查看您显示的直方图,看起来数据遵循Weibull分布,尽管可能存在异常值的情况(查看直方图的右侧),这可能是解释你为什么会得到糟糕的p值。考虑预处理数据以处理极端异常值。
以下是我模拟异常值的示例:
% 5000 samples from a Weibull distribution
pd = makedist('Weibull', 'a',4.0420, 'b',2.0853);
sample = random(pd, [5000 1]);
%sample = wblrnd(4.0420, 2.0853, [5000 1]);
% add 20 outlier instances
sample(1:20) = [rand(10,1)+15; rand(10,1)+25];
% hypothesis tests using original distribution
[h,p,st] = chi2gof(sample, 'CDF',pd, 'Alpha',0.05)

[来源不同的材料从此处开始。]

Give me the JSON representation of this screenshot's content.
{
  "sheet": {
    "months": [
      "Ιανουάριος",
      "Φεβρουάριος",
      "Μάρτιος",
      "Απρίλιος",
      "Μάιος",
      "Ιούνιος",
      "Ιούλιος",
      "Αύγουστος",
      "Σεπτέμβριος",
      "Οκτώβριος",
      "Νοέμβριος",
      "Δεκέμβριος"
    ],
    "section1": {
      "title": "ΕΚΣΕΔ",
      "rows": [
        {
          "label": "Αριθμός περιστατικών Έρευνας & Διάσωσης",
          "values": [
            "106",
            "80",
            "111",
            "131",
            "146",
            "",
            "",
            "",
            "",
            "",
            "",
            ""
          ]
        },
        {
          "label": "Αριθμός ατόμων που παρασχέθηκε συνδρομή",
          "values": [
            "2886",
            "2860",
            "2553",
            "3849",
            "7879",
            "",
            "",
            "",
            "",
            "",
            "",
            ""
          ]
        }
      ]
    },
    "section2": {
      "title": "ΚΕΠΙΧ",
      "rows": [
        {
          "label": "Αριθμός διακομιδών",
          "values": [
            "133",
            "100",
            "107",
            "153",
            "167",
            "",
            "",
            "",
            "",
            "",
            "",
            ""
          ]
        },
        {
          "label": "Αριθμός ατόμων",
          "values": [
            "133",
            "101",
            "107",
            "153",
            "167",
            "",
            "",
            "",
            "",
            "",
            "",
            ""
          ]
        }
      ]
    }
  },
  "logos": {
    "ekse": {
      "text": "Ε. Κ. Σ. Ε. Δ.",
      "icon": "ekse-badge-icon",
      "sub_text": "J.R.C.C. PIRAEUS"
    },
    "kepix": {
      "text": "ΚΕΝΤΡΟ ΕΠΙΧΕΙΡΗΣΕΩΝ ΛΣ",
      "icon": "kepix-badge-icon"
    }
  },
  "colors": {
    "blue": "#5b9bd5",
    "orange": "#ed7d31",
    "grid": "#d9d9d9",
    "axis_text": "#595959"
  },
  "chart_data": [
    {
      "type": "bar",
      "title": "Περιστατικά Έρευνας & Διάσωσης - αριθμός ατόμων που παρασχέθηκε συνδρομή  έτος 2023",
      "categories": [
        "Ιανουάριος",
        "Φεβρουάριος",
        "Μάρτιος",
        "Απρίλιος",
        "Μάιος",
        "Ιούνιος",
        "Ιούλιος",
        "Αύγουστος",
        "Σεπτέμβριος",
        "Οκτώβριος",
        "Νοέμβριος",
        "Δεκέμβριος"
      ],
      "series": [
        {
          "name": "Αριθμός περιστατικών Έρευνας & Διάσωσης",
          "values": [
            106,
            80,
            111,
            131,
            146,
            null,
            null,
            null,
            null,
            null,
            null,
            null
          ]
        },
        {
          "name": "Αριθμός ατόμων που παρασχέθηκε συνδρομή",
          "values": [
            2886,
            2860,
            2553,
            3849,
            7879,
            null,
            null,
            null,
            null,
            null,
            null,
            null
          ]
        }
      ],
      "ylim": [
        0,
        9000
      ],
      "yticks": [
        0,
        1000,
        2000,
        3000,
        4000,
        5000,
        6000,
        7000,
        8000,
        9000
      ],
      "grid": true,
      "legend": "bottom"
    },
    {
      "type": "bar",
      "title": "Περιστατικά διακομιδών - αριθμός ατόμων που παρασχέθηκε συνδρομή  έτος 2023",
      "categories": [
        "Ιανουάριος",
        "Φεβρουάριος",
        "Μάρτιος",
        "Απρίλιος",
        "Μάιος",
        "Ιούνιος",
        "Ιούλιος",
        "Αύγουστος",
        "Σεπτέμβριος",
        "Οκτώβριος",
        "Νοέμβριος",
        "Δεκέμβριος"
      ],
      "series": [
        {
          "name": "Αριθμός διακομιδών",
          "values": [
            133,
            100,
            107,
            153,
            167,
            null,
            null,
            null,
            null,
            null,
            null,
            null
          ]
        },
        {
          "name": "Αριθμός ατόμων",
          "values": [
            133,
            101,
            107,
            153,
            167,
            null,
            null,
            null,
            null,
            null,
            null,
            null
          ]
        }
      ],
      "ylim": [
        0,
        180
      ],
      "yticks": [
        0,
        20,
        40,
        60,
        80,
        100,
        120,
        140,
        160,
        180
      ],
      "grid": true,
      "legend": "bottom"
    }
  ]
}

[h,p,ad,cv] = adtest(sample, 'Distribution',pd)
% hypothesis tests using empirical distribution
[h,p,st] = chi2gof(sample, 'CDF',fitdist(sample,'Weibull'))
[h,p,ad,cv] = adtest(sample, 'Distribution', 'Weibull')
% show histogram
histfit(sample, 20, 'Weibull')
% chi-squared test
h =
1
p =
0.0382
st =
chi2stat: 8.4162
df: 3
edges: [0.1010 2.6835 5.2659 7.8483 25.9252]
O: [1741 2376 764 119]
E: [1.7332e+03 2.3857e+03 788.6020 92.5274]
% AD test
h =
1
p =
1.2000e-07
ad =
Inf
cv =
2.4924
异常值导致分布测试失败(零假设被拒绝)。我仍然无法重现获得NaN p值(你可能想在Stats.SE上查看这个related question关于获得NaN p值的信息。)